Síria ist das Projekt der portugisischen Elektronik / Perkussionsmusikerin und Sängerin Diana Combo.

Boa-Lingua ist Ihr zweites Album nach dem 2016 erschienenen Debüt und ist eher zufällig entstanden, denn die Aufnahmen stammen von Übungen und Sessions, die nicht zwingend zu einem Album führen sollten.
Die Musik der Portugiesin ist ein dunkler elektronischer Soundscape. Drones drehen sich um sich selbst, wabernde Soundteppiche ziehen auf und eine melancholische Stimmung umkreist den Hörer. Allerdings arbeitet sie sehr akzentuiert. Hier ist nichts überladen, nein die Geräusche, Perkussionen und Sounds sind eher wie ein elektronischer Post Rock arrangiert. Die Stücke atmen alle sehr viel Luft, obwohl trotzdem am Ende ein dichter, den Hörer umspannender Sound entsteht.

Das liegt vermutlich an den ausgefeilten Arrangements der Stücke, die dem Hörer sehr viele Feinheiten zum Entdecken anbietet.

Gekrönt wird dieser spannende Sound durch den Gesang der Künstlerin. Dieser klingt sehr fremdartig, wird oft elektronisch verzerrt und unterliegt viel Hall und wirkt auf mich, der die Worte nicht verstehen kann, mehr wie ein zusätzliches Instrument. Das Timbre erinnert durchaus ein wenig an die große Lisa Gerrad die ebenso wie die fremdartigen Vocals durchaus auch an deren Band Dead Can Dance erinnert. 

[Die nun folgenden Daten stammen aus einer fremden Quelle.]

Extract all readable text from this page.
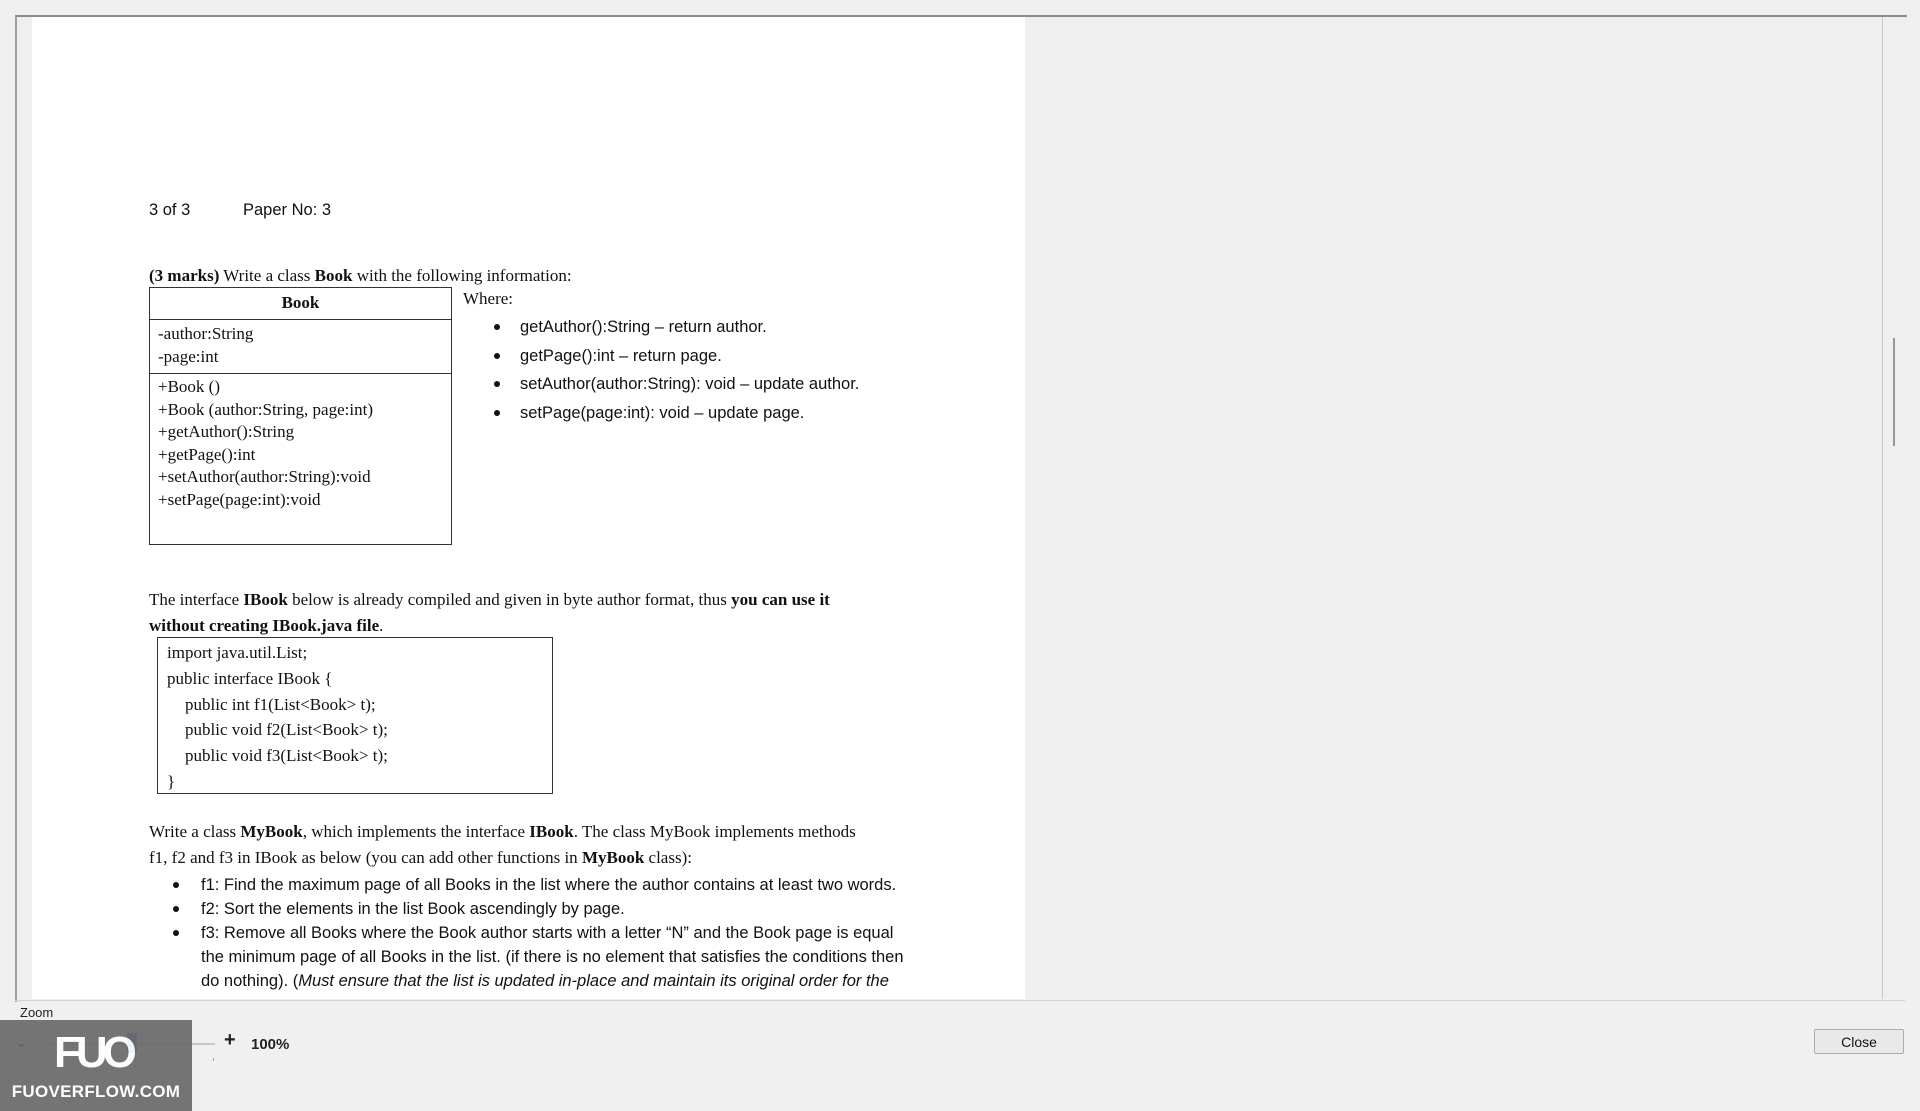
3 of 3	Paper No: 3
(3 marks) Write a class Book with the following information:
Book
-author:String
-page:int
+Book ()
+Book (author:String, page:int)
+getAuthor():String
+getPage():int
+setAuthor(author:String):void
+setPage(page:int):void
Where:
getAuthor():String – return author.
getPage():int – return page.
setAuthor(author:String): void – update author.
setPage(page:int): void – update page.
The interface IBook below is already compiled and given in byte author format, thus you can use it
without creating IBook.java file.
import java.util.List;
public interface IBook {
public int f1(List<Book> t);
public void f2(List<Book> t);
public void f3(List<Book> t);
}
Write a class MyBook, which implements the interface IBook. The class MyBook implements methods
f1, f2 and f3 in IBook as below (you can add other functions in MyBook class):
f1: Find the maximum page of all Books in the list where the author contains at least two words.
f2: Sort the elements in the list Book ascendingly by page.
f3: Remove all Books where the Book author starts with a letter “N” and the Book page is equal
the minimum page of all Books in the list. (if there is no element that satisfies the conditions then
do nothing). (Must ensure that the list is updated in-place and maintain its original order for the
Zoom
+ 100%	Close
FUO
FUOVERFLOW.COM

Allerdings bewegen sich alle 9 Stücke im eher sakralen und düsteren Bereich, euphorische Klänge kommen hier nicht wirklich auf.

In Gesamtheit ist Boa-Língua eine sehr gelungene Kombination aus spannender (Post)Elektronik und fesselnder Gesangsarbeit. Musik wie Gesang zieht den Hörer, der sich auf diese Atmosphäre einlassen kann, tief in seinen Bann.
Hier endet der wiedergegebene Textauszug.